La storia della fondazione risale al 1911, anno in cui la società Bioscop posò la prima pietra per la costruzione di un edificio dedito alla lavorazione di piccole produzioni cinematografiche. Il primo film ripreso al Babelsberg è datato febbraio 1912 ma non si sa nulla su esso poiché è andato perduto.
Al termine della grande guerra, la Deutsche Bioscop Gesellschaft si fonde con la francese “Eclair Decla” e, i Babelsberg vengono posti sotto il contratto Decla-Bioscop.
Nel 1921, si sciogle il patto Decla-Bioscop ed entra come socio agli studi la neonata casa cinematografica Universum Film, che successivamente si occupò dell’allargamento edilizio con nuove aule e teatri di posa.
Grazie ai miglioramenti apportati, nel 1926 allo studio venne offerto di coprire la lavorazione del film fantascientifico Metropolis”. (cit. Wikipedia)

Oggi parliamo proprio di Metropolis, film del 1927, capolavoro assoluto del grande regista Frtiz Lang. Esempio di cinema espressionista e pietra miliare del cinema di fantascienza, ancora oggi un film moderno e molto rappresentativo dei giorni nostri.

LA TRAMA

Siamo nel 2026 a Metropolis, città futurista che si vede divisa in due parti: i grattacieli, a disposizione degli altolocati e il sottosuolo, carcere e reclusione degli operai. Dittatore e capo della città è Joh Frederse che vive nel grattacielo più alto. Il figlio Freder, pallido in volto, abita in un giardino surreale, dove aleggiano donne meravigliose. L’incontro con Maria, insegnante che porta con sé i figli degli operai, fa scattare in Freder la curiosità di visitare quel sottosuolo di cui ha solo sentito parlare. La vista di quel mondo lo cambierà per sempre.

Potrei raccontarvi di più ma non voglio, perché credo che questo inizio basti a toccare la curiosità dei più attenti, convinta che la cosa importante non sia tanto la trama, quanto il contenuto vero e proprio.

Metropolis, nonostante la sua età, resta un’immagine concreta e attuale di quella che è la conformazione politica e sociale di ogni città appartenente a quest’universo.
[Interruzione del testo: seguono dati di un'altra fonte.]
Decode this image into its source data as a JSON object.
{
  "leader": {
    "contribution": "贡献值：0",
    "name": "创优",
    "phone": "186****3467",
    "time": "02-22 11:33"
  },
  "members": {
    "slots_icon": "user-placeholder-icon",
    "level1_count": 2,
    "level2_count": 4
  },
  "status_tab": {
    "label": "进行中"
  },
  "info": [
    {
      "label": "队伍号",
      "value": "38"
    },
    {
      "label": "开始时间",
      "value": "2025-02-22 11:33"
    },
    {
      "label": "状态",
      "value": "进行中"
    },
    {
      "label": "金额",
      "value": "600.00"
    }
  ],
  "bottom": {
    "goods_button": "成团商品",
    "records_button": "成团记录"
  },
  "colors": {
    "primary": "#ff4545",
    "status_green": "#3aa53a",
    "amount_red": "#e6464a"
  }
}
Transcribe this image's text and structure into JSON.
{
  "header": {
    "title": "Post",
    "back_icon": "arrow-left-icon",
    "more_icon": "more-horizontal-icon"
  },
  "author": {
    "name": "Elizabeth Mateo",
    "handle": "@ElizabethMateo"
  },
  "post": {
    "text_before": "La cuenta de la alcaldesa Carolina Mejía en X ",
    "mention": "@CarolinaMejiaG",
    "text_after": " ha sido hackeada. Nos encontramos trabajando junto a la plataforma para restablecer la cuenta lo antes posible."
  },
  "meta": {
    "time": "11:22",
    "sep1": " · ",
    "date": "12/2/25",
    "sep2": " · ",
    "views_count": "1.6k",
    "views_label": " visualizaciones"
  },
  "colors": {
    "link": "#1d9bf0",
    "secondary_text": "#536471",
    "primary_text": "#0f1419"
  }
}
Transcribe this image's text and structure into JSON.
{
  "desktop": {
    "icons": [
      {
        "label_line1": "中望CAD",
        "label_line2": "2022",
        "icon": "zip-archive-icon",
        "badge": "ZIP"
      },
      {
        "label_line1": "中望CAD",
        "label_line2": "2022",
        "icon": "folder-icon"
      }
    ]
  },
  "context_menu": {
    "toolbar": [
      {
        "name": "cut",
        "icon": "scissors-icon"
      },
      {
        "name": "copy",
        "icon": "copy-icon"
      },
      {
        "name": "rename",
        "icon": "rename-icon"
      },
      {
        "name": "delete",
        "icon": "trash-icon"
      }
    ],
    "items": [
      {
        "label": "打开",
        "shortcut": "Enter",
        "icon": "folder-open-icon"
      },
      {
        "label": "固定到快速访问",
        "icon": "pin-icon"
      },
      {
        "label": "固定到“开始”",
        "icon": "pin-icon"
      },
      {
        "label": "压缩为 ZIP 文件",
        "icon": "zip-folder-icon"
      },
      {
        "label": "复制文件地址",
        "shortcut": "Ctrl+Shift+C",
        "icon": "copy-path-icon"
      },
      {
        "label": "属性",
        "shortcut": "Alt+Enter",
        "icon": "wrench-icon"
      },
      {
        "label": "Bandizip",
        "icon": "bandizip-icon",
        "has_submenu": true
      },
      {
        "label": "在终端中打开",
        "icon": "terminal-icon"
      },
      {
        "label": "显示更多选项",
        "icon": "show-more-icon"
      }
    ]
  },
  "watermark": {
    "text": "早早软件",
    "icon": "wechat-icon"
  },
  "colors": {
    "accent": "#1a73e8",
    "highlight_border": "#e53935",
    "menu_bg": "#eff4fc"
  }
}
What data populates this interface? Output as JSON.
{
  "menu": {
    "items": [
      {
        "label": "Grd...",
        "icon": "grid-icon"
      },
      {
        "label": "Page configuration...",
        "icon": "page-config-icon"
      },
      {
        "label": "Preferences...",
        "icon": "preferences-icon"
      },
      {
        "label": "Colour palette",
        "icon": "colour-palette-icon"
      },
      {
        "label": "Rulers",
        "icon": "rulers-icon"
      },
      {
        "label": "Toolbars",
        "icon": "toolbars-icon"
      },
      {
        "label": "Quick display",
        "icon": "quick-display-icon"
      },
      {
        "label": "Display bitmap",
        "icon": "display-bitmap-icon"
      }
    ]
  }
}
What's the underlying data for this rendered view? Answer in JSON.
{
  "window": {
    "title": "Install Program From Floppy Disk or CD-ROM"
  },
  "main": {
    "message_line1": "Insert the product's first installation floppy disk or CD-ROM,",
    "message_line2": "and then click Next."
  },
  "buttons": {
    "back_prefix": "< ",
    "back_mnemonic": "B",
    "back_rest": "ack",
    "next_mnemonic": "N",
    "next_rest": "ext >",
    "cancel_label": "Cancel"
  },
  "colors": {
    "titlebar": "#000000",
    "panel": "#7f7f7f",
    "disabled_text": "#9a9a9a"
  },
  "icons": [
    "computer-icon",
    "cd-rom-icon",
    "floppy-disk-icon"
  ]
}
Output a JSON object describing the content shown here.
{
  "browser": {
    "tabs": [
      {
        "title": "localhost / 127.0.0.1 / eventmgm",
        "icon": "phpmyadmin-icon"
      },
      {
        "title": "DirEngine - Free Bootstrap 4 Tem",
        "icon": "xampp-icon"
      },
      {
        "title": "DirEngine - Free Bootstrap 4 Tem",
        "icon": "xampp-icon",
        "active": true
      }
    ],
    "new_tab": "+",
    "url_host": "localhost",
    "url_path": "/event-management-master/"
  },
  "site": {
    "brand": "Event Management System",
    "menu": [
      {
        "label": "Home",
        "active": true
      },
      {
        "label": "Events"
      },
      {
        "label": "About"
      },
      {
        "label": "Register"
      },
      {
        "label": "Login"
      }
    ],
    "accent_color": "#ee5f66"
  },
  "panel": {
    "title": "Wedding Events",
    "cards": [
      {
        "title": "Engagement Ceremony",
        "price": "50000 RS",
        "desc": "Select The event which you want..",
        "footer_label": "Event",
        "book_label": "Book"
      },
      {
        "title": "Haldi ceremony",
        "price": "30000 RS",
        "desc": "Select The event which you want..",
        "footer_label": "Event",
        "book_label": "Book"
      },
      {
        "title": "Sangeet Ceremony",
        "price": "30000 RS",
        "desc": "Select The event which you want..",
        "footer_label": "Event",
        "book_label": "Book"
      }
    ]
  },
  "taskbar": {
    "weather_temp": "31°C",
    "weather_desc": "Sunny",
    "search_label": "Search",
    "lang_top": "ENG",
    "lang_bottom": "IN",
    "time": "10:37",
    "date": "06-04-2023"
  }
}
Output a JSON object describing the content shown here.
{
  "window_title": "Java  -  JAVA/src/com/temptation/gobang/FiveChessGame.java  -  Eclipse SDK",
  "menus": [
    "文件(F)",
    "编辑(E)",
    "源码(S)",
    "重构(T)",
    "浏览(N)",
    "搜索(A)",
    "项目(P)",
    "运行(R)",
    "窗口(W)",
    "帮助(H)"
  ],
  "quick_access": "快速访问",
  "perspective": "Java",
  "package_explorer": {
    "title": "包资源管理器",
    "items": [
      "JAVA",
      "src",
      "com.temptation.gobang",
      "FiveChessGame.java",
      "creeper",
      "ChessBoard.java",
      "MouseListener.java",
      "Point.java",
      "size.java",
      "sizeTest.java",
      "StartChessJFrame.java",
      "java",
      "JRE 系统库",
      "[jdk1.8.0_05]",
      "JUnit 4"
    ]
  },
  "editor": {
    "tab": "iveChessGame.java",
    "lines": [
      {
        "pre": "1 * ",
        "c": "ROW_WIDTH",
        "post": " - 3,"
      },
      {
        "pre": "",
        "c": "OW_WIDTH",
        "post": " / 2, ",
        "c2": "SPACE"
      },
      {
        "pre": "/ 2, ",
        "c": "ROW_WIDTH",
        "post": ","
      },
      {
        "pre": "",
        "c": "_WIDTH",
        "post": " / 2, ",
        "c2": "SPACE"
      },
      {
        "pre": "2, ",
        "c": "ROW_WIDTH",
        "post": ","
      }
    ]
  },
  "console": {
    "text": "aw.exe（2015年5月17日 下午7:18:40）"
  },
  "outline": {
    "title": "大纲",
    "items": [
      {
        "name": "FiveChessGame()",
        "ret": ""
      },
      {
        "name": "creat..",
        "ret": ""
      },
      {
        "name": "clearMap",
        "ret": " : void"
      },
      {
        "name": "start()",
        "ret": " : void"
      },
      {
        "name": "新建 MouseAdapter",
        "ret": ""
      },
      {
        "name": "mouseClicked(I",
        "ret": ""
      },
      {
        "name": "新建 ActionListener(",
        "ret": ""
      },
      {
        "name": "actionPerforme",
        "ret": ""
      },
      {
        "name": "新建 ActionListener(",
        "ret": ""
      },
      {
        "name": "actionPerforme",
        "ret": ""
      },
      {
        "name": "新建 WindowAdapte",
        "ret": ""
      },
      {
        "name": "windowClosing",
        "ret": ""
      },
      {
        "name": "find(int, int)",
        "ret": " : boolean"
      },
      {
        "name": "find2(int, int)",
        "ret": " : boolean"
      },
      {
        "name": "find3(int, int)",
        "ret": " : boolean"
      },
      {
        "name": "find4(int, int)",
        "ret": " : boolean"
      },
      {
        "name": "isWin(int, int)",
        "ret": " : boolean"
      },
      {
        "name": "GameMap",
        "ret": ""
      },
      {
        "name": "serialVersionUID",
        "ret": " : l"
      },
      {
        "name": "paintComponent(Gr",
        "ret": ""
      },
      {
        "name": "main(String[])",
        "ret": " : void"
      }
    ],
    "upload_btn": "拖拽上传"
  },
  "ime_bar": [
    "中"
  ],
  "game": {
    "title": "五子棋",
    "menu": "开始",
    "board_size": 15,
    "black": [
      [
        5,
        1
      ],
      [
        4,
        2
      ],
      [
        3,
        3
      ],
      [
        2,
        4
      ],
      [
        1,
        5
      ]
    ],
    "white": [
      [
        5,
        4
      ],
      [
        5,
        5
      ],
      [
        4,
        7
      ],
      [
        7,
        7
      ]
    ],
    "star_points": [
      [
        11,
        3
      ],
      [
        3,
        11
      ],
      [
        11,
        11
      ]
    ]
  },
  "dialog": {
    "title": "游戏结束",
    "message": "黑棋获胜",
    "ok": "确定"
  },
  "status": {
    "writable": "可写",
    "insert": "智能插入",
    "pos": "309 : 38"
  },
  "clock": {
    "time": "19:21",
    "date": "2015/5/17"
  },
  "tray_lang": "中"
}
La divisione per classi è una realtà, purtroppo, ancora molto attuale e se da una parte abbiamo le ville e il mangiar bene, dall’altra abbiamo la fatica e la terra irrigata dal sudore di chi lavora. 
Quello di cui mi preme parlarvi è il concetto di fabbrica, intesa come carcere (non virtuale ma molto reale) in cui i suoi abitanti, gli operai, lavorano fino allo svenimento. Non possono fermarsi perché devono continuare a produrre, in piedi a girare una lancetta del Tempo quando il loro stesso tempo passa, senza che essi abbiano mai visto la luce.

Ed è proprio nella fabbrica che il regista, Fritz Lang, cita con grande bravura il celebre film “Cabiria” (1914), riportando alla luce l’affamato Moloch. Se, infatti, un operaio dovesse fermarsi a riposare, potrebbe far scoppiare la grande macchina che Freder, tra una visione e l’altra, interpreta come un’enorme bocca in grado di mangiare gli uomini. 
Guardando al futuro, quello di cui noi facciamo parte, potremmo dire che la visione di Lang non è poi tanto folle ma, anzi, veritiera come a profetizzare un destino faticoso ma rivoluzionario.

Metropolis sopravvive al tempo, nella memoria, con il suo bianco e nero e con il volto triste di chi non ha bisogno di parole per cambiare le cose.

IL TRAILER

 

3 COMMENTS

  1. Finalmente un blog di cinema acuto e intelligente! scritto benissimo, film immortale e ancora attualissimo..blog da segnalare sicuramente!